Office Relics

After the first concept of the typewriter was introduced in 1714, many inventors set out to make their own version of the writing machine. By 1910, there were 110 companies manufacturing typewriters on the U.S. market. When Bill Shields began selling the machines in the 1950s, that number had dwindled to around five. Today, the manual writing machines may be a thing of the past for business offices, but Shields still proudly keeps a collection of around 30 typewriters.

“I’ve done a lot of business with typewriters,” says the 85-year-old retired salesman and former owner of Business Equipment in Henderson, Kentucky. “They were my livelihood.”

Typewriters have been an integral part of life to both Bill and his son Stan Shields, who now owns and operates Business Equipment. Some were gifts, some Stan pulled from his father’s warehouse before they were thrown out, and others Bill kept after they were traded in for newer models; all have been restored and still are in working order.
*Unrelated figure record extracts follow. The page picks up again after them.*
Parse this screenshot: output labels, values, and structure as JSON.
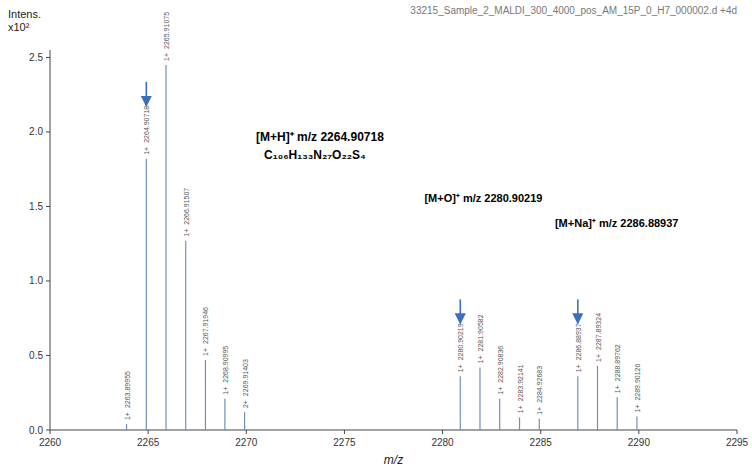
{
  "chart_data": {
    "type": "stem",
    "title": "33215_Sample_2_MALDI_300_4000_pos_AM_15P_0_H7_000002.d +4d",
    "xlabel": "m/z",
    "ylabel": [
      "Intens.",
      "x10²"
    ],
    "x": [
      2263.89955,
      2264.90718,
      2265.91075,
      2266.91507,
      2267.91946,
      2268.90995,
      2269.91403,
      2280.90219,
      2281.90582,
      2282.90836,
      2283.92141,
      2284.92683,
      2286.88937,
      2287.89324,
      2288.89762,
      2289.9012
    ],
    "values": [
      0.04,
      1.82,
      2.45,
      1.27,
      0.47,
      0.21,
      0.12,
      0.36,
      0.42,
      0.21,
      0.085,
      0.075,
      0.36,
      0.43,
      0.22,
      0.09
    ],
    "labels": [
      "2263.89955",
      "2264.90718",
      "2265.91075",
      "2266.91507",
      "2267.91946",
      "2268.90995",
      "2269.91403",
      "2280.90219",
      "2281.90582",
      "2282.90836",
      "2283.92141",
      "2284.92683",
      "2286.88937",
      "2287.89324",
      "2288.89762",
      "2289.90120"
    ],
    "charges": [
      "1+",
      "1+",
      "1+",
      "1+",
      "1+",
      "1+",
      "2+",
      "1+",
      "1+",
      "1+",
      "1+",
      "1+",
      "1+",
      "1+",
      "1+",
      "1+"
    ],
    "color": "#7090b8",
    "xlim": [
      2260,
      2295
    ],
    "ylim": [
      0.0,
      2.55
    ],
    "xticks": [
      2260,
      2265,
      2270,
      2275,
      2280,
      2285,
      2290,
      2295
    ],
    "yticks": [
      {
        "value": 0.0,
        "label": "0.0"
      },
      0.5,
      {
        "value": 1.0,
        "label": "1.0"
      },
      1.5,
      {
        "value": 2.0,
        "label": "2.0"
      },
      2.5
    ],
    "grid": false,
    "annotations": [
      {
        "text": "[M+H]⁺ m/z 2264.90718",
        "subtext": "C₁₀₆H₁₃₃N₂₇O₂₂S₄",
        "x": 2264.90718,
        "y": 1.82,
        "color": "#3a6fbe"
      },
      {
        "text": "[M+O]⁺ m/z 2280.90219",
        "x": 2280.90219,
        "y": 0.36,
        "color": "#3a6fbe"
      },
      {
        "text": "[M+Na]⁺ m/z 2286.88937",
        "x": 2286.88937,
        "y": 0.36,
        "color": "#3a6fbe"
      }
    ]
  }
}
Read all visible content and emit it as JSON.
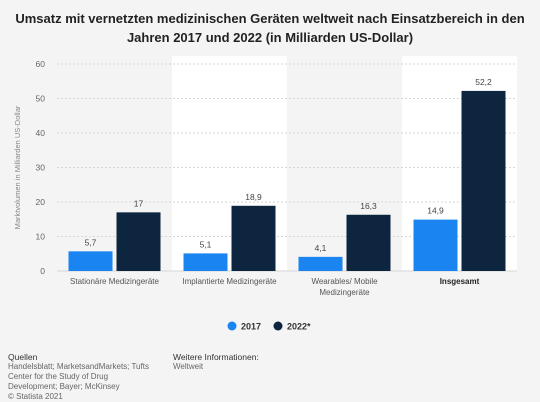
{
  "title": "Umsatz mit vernetzten medizinischen Geräten weltweit nach Einsatzbereich in den Jahren 2017 und 2022 (in Milliarden US-Dollar)",
  "colors": {
    "series_2017": "#1a84f0",
    "series_2022": "#0d253f",
    "highlight_band": "#ffffff",
    "background": "#f4f4f4"
  },
  "chart_data": {
    "type": "bar",
    "title": "Umsatz mit vernetzten medizinischen Geräten weltweit nach Einsatzbereich in den Jahren 2017 und 2022 (in Milliarden US-Dollar)",
    "ylabel": "Marktvolumen in Milliarden US-Dollar",
    "xlabel": "",
    "ylim": [
      0,
      60
    ],
    "yticks": [
      0,
      10,
      20,
      30,
      40,
      50,
      60
    ],
    "grid": true,
    "legend_position": "bottom",
    "categories": [
      "Stationäre Medizingeräte",
      "Implantierte Medizingeräte",
      "Wearables/ Mobile Medizingeräte",
      "Insgesamt"
    ],
    "series": [
      {
        "name": "2017",
        "values": [
          5.7,
          5.1,
          4.1,
          14.9
        ],
        "labels": [
          "5,7",
          "5,1",
          "4,1",
          "14,9"
        ]
      },
      {
        "name": "2022*",
        "values": [
          17,
          18.9,
          16.3,
          52.2
        ],
        "labels": [
          "17",
          "18,9",
          "16,3",
          "52,2"
        ]
      }
    ]
  },
  "footer": {
    "sources_heading": "Quellen",
    "sources_text": "Handelsblatt; MarketsandMarkets; Tufts Center for the Study of Drug Development; Bayer; McKinsey",
    "copyright": "© Statista 2021",
    "info_heading": "Weitere Informationen:",
    "info_text": "Weltweit"
  }
}
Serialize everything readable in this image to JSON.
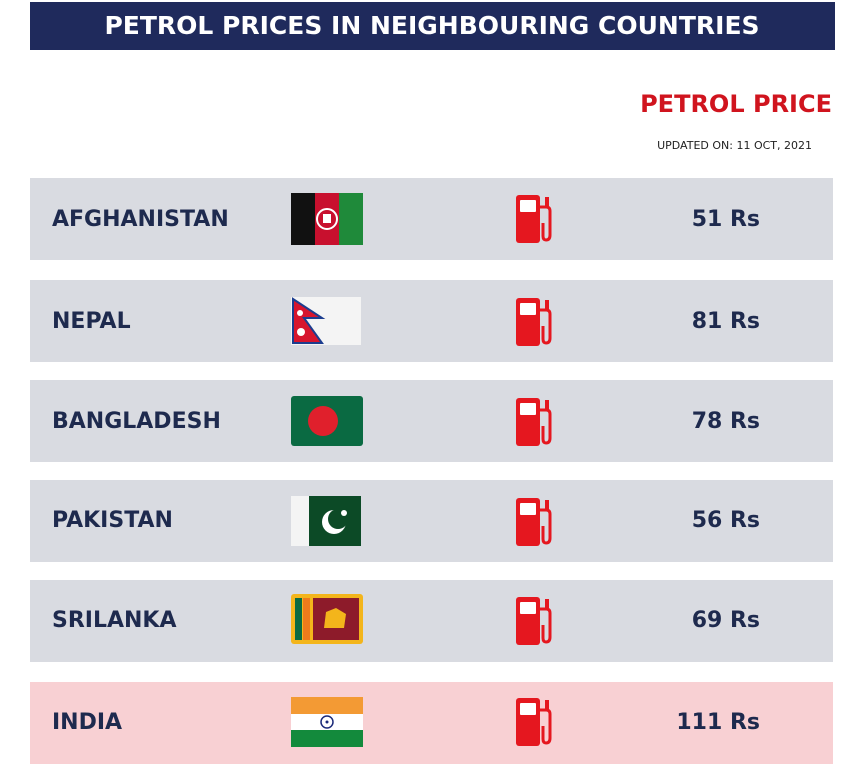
{
  "header": {
    "title": "PETROL PRICES IN NEIGHBOURING COUNTRIES",
    "subtitle": "PETROL PRICE",
    "updated": "UPDATED ON: 11 OCT, 2021"
  },
  "table": {
    "rows": [
      {
        "country": "AFGHANISTAN",
        "price": "51 Rs"
      },
      {
        "country": "NEPAL",
        "price": "81 Rs"
      },
      {
        "country": "BANGLADESH",
        "price": "78 Rs"
      },
      {
        "country": "PAKISTAN",
        "price": "56 Rs"
      },
      {
        "country": "SRILANKA",
        "price": "69 Rs"
      },
      {
        "country": "INDIA",
        "price": "111 Rs"
      }
    ]
  }
}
“I went into the service and they trained me in office machine repair during the Korean War,” says Bill. “I ended up coming back from Paducah, Kentucky, to Henderson and got a job with a Royal (typewriter) dealer over here for $35 a week. That’s how I got started in the business.”
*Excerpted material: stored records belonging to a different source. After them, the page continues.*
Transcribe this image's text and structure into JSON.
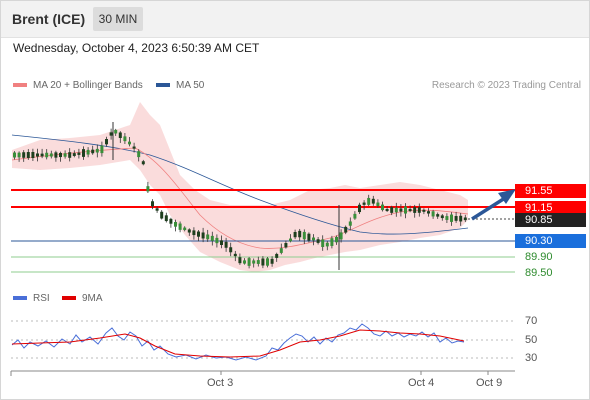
{
  "header": {
    "title": "Brent (ICE)",
    "timeframe": "30 MIN"
  },
  "datetime": "Wednesday, October 4, 2023 6:50:39 AM CET",
  "legend": {
    "ma20": {
      "label": "MA 20 + Bollinger Bands",
      "color": "#f08080"
    },
    "ma50": {
      "label": "MA 50",
      "color": "#2b5797"
    }
  },
  "credit": "Research © 2023 Trading Central",
  "levels": {
    "r2": {
      "label": "91.55",
      "value": 91.55,
      "color": "#ff0000"
    },
    "r1": {
      "label": "91.15",
      "value": 91.15,
      "color": "#ff0000"
    },
    "last": {
      "label": "90.85",
      "value": 90.85,
      "color": "#222222"
    },
    "pivot": {
      "label": "90.30",
      "value": 90.3,
      "color": "#1a6fdc"
    },
    "s1": {
      "label": "89.90",
      "value": 89.9,
      "color": "#2e8b2e"
    },
    "s2": {
      "label": "89.50",
      "value": 89.5,
      "color": "#2e8b2e"
    }
  },
  "rsi": {
    "legend_rsi": "RSI",
    "legend_ma": "9MA",
    "rsi_color": "#4a6fd8",
    "ma_color": "#e00000",
    "levels": [
      "70",
      "50",
      "30"
    ]
  },
  "xaxis": {
    "labels": [
      "Oct 3",
      "Oct 4",
      "Oct 9"
    ]
  },
  "chart_data": {
    "type": "candlestick",
    "price_levels": [
      91.55,
      91.15,
      90.85,
      90.3,
      89.9,
      89.5
    ],
    "rsi_levels": [
      70,
      50,
      30
    ],
    "x_ticks": [
      "Oct 3",
      "Oct 4",
      "Oct 9"
    ],
    "series": [
      {
        "name": "MA 20 + Bollinger Bands"
      },
      {
        "name": "MA 50"
      },
      {
        "name": "RSI"
      },
      {
        "name": "9MA"
      }
    ]
  }
}
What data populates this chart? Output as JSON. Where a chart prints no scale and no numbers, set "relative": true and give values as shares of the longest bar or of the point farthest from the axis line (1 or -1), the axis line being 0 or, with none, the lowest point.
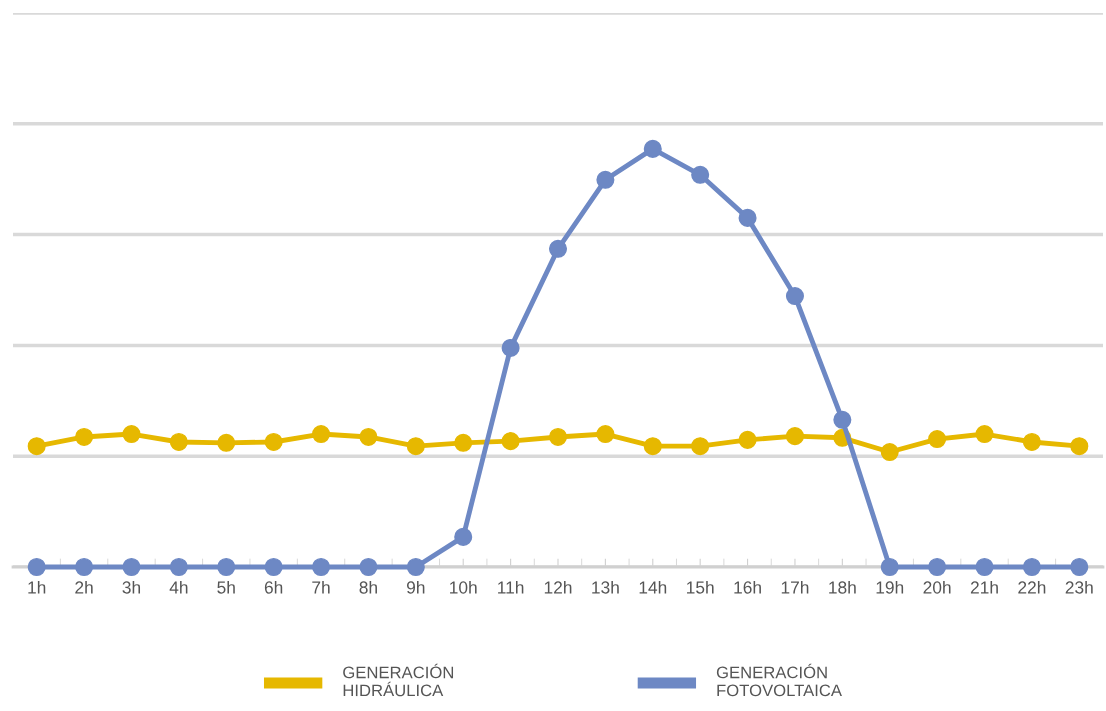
{
  "chart_data": {
    "type": "line",
    "relative": true,
    "grid": "y",
    "legend": "bottom",
    "marker": "circle",
    "line_style": "solid",
    "categories": [
      "1h",
      "2h",
      "3h",
      "4h",
      "5h",
      "6h",
      "7h",
      "8h",
      "9h",
      "10h",
      "11h",
      "12h",
      "13h",
      "14h",
      "15h",
      "16h",
      "17h",
      "18h",
      "19h",
      "20h",
      "21h",
      "22h",
      "23h"
    ],
    "series": [
      {
        "name": "GENERACIÓN\nHIDRÁULICA",
        "color": "#e6b800",
        "values": [
          0.289,
          0.311,
          0.318,
          0.299,
          0.297,
          0.299,
          0.318,
          0.311,
          0.289,
          0.297,
          0.301,
          0.311,
          0.318,
          0.289,
          0.289,
          0.304,
          0.313,
          0.309,
          0.275,
          0.306,
          0.318,
          0.299,
          0.289
        ]
      },
      {
        "name": "GENERACIÓN\nFOTOVOLTAICA",
        "color": "#6d88c4",
        "values": [
          0,
          0,
          0,
          0,
          0,
          0,
          0,
          0,
          0,
          0.072,
          0.524,
          0.761,
          0.926,
          1,
          0.938,
          0.835,
          0.648,
          0.352,
          0,
          0,
          0,
          0,
          0
        ]
      }
    ]
  }
}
The first typewriter Bill added to his collection was a No. 5 model Royal made in 1910. Pulling it off the shelf, he hits the keys and smiles as the letters move easily. “This is my favorite — this Royal,” he says. “I always was a Royal man.”

The oldest in the collection is an 1875 Williams typewriter, produced during a time when American inventor Christopher Latham Sholes was tweaking with what is now known as the first commercial typewriter design. The newest machines in their collection are from 1955-1956.

Father and son have kept their collection — which includes at least eight different brands of typewriters — pristine over the years, but both credit the work of a former employee, Bronce Plemans of Henderson, who passed away in 1996, for the typewriters working condition.

“He was a technician for us,” says Stan. “He was a World War II fighter pilot and he was the one who refurbished all of these for me, went through, cleaned them all, got them all working, fixed up, and looking real good. He was one of the most interesting men I’ve ever known.”

It’s been a few years since either man added a machine to the collection and that’s not likely to change any time soon. Though the company has not sold a manual typewriter in decades, the Shields still appreciate the writing machine that was once a staple in their business.

“To me, they’re not worth very much cash money, but they have so much sentimental value because dad traded them all in then Bronce fixed them all up,” says Stan.